The bankrupt government of Italy was the first to take advantage of the Obama administration’s war against the CIA. On September 2012, in what seemed to be an attempt to distract public attention from its economic troubles, Italy’s high court ruled that 23 CIA operatives and one U.S. Air Force officer should serve jail terms in Italy. The Italian government decided to enforce that decision. Their crime? They allegedly “kidnapped” Egyptian terrorist cleric Osama Moustafa Hassan Nasr from a Milan street in 2003.
The CIA is our first line of defense against terrorism and nuclear proliferation, and it should not be used to improve the stature of ambitious political figures. There are many ways a foreign intelligence service can lose trust, but there is nothing more devastating for it than hearing it is distrusted by its own country’s government and political leaders. Who will risk his life to confide secrets to it after that?
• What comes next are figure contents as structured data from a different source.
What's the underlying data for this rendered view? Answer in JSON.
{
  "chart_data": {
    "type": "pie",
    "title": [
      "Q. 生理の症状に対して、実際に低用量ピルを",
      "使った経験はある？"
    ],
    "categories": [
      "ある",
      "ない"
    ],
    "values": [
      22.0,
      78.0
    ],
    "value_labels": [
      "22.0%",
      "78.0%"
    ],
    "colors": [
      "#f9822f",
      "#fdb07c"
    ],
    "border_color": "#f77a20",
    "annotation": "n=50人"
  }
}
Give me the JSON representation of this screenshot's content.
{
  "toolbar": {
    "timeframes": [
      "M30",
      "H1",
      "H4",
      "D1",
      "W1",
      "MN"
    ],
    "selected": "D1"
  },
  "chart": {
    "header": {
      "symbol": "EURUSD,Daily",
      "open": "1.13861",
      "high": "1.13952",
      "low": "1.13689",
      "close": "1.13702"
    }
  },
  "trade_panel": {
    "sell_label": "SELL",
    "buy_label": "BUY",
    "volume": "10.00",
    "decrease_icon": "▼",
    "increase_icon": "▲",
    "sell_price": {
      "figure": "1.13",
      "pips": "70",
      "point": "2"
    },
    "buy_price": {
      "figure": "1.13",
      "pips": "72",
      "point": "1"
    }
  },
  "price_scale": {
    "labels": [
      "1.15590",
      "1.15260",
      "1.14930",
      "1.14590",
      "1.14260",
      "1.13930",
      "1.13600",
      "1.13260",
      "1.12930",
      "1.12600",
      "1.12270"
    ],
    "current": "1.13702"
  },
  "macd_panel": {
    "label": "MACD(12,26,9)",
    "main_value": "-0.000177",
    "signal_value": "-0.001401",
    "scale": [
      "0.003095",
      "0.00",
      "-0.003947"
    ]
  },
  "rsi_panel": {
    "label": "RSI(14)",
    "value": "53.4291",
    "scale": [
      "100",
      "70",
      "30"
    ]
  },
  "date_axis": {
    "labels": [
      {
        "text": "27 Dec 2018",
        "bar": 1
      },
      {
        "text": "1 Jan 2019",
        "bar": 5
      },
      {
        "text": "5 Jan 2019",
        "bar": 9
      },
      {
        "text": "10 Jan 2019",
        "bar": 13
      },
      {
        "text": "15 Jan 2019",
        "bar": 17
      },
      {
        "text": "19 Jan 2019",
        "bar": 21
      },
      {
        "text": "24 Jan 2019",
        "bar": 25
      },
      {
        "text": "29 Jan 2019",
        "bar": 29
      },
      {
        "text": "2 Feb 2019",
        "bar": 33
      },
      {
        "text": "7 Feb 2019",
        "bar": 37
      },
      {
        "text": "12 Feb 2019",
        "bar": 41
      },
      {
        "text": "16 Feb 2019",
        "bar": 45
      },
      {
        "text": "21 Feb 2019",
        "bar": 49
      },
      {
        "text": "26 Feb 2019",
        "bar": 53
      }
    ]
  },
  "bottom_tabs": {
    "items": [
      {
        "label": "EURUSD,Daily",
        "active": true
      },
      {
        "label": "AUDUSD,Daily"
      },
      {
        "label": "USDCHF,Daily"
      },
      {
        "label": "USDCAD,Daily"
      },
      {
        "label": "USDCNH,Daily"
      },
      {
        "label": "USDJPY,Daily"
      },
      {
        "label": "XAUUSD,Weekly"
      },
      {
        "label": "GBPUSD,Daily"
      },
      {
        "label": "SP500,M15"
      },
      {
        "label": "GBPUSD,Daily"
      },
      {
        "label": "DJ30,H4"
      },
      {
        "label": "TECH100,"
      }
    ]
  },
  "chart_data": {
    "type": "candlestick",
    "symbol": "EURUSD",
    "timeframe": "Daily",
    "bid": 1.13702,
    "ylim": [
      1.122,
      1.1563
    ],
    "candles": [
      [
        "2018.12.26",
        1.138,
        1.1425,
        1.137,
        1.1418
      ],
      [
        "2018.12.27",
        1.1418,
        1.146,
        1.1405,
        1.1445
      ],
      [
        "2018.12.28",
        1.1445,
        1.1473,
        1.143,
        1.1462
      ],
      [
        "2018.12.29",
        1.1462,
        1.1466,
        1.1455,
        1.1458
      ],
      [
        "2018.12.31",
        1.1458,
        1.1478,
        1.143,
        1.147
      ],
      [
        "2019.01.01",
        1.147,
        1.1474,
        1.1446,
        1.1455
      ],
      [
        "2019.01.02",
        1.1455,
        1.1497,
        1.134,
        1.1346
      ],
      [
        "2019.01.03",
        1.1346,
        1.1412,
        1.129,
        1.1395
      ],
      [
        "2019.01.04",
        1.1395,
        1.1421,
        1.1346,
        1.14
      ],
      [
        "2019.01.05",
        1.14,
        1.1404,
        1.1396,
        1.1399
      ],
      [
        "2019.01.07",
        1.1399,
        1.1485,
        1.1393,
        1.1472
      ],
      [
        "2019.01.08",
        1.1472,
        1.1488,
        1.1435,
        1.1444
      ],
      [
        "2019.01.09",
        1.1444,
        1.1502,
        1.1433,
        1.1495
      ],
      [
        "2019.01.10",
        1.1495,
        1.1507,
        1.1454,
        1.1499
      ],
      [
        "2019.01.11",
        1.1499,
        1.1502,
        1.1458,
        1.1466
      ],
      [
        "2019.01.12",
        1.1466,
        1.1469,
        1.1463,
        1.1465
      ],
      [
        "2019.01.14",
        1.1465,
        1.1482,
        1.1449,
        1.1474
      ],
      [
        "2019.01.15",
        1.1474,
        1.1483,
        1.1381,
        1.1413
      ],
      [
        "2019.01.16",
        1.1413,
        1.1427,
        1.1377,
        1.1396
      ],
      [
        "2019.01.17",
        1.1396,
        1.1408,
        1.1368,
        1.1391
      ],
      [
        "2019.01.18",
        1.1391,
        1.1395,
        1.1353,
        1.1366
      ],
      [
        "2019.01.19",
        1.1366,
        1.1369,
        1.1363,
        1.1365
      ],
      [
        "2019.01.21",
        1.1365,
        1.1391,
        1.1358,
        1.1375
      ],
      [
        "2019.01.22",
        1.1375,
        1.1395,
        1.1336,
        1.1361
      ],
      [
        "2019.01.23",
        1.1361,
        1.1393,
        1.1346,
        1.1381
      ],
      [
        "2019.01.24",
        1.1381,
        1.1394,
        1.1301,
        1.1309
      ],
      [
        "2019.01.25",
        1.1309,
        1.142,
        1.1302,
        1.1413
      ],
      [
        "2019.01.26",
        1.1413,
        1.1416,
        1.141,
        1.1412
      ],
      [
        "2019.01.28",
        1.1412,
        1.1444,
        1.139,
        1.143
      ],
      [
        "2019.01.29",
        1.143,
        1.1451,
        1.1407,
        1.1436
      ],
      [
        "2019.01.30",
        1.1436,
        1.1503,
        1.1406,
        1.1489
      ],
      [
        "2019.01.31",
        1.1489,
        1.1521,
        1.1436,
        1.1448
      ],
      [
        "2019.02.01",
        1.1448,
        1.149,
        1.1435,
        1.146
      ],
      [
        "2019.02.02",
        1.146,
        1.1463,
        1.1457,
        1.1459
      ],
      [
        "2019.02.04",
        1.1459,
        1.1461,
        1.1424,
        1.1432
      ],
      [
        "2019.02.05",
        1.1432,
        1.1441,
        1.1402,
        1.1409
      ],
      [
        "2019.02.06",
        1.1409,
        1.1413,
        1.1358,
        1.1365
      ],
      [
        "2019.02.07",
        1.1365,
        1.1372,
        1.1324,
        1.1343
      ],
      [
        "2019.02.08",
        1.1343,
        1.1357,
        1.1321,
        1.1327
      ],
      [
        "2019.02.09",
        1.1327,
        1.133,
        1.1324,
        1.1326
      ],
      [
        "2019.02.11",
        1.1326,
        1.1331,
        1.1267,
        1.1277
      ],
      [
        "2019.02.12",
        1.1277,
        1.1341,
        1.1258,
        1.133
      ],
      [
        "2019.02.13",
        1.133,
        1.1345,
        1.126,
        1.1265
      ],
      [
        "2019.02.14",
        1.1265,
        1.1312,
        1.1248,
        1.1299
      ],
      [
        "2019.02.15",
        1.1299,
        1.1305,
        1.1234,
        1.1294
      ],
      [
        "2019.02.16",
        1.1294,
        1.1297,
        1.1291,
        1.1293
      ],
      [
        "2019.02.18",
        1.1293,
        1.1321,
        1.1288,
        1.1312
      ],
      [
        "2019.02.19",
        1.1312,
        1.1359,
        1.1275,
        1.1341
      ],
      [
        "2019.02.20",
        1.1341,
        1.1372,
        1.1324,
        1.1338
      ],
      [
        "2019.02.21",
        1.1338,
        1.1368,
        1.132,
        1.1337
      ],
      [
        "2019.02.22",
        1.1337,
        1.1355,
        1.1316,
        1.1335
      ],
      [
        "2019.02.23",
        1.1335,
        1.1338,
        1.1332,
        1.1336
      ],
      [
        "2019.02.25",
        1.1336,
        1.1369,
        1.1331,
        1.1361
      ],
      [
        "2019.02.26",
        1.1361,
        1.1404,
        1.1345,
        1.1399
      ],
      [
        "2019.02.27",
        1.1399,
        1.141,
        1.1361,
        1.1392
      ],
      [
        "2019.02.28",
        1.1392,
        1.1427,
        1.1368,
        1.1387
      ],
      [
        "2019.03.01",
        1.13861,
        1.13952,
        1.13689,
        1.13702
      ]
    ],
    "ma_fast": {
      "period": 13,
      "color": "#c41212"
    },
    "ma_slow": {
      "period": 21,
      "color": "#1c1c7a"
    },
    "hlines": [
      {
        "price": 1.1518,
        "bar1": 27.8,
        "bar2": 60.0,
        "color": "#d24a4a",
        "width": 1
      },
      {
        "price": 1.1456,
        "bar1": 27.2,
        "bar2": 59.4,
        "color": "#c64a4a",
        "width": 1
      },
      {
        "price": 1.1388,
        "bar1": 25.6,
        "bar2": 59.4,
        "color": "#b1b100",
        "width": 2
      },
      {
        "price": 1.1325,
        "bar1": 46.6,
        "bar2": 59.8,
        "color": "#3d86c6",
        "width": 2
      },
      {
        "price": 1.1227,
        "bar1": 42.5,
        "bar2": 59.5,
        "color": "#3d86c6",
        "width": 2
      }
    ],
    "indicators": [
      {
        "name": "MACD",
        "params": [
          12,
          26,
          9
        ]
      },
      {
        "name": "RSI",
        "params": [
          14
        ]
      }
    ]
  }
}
I know personally how difficult it is for high-ranking enemy officials to be persuaded to place their lives in the hands of an intelligence organization publicly distrusted by its own government. In 1975 I decided to defect to the CIA. As head of Romania’s foreign intelligence service, I was quite well-informed on all the counterpart services in the West, but none came even close to the CIA. I firmly trusted that organization, and I admired the efficiency of its secret war against the Soviet empire.
When I was ready to break with Communism, however, I got hit in the face by the Senate’s Church Commission reports. Frank Church, an unsuccessful candidate for the Democratic presidential nomination, had tried to restore his political stature by publicly bashing the CIA. After two years of so-called investigation, he published fourteen reports (50,000 pages of which have since been declassified) portraying the CIA as a criminal organization that cannot be trusted.
Thereupon, a cable sent to Bucharest from KGB chief Yuri Andropov triumphantly prophesied: “The CIA’s tyranny is over.” Romanian dictator Nicolae Ceausescu popped a bottle of champagne. A couple of months later I had dinner with Janos Kadar, the ruler of Hungary, who had been the first chief of its Communist intelligence service; he raised his glass of pálinka with a toast: “To the CIA’s funeral!”
The reports of the Church Commissions froze me in place, for a while. If the U.S. government did not trust its own CIA, why should I? It took me two more years to rebuild my trust in the CIA.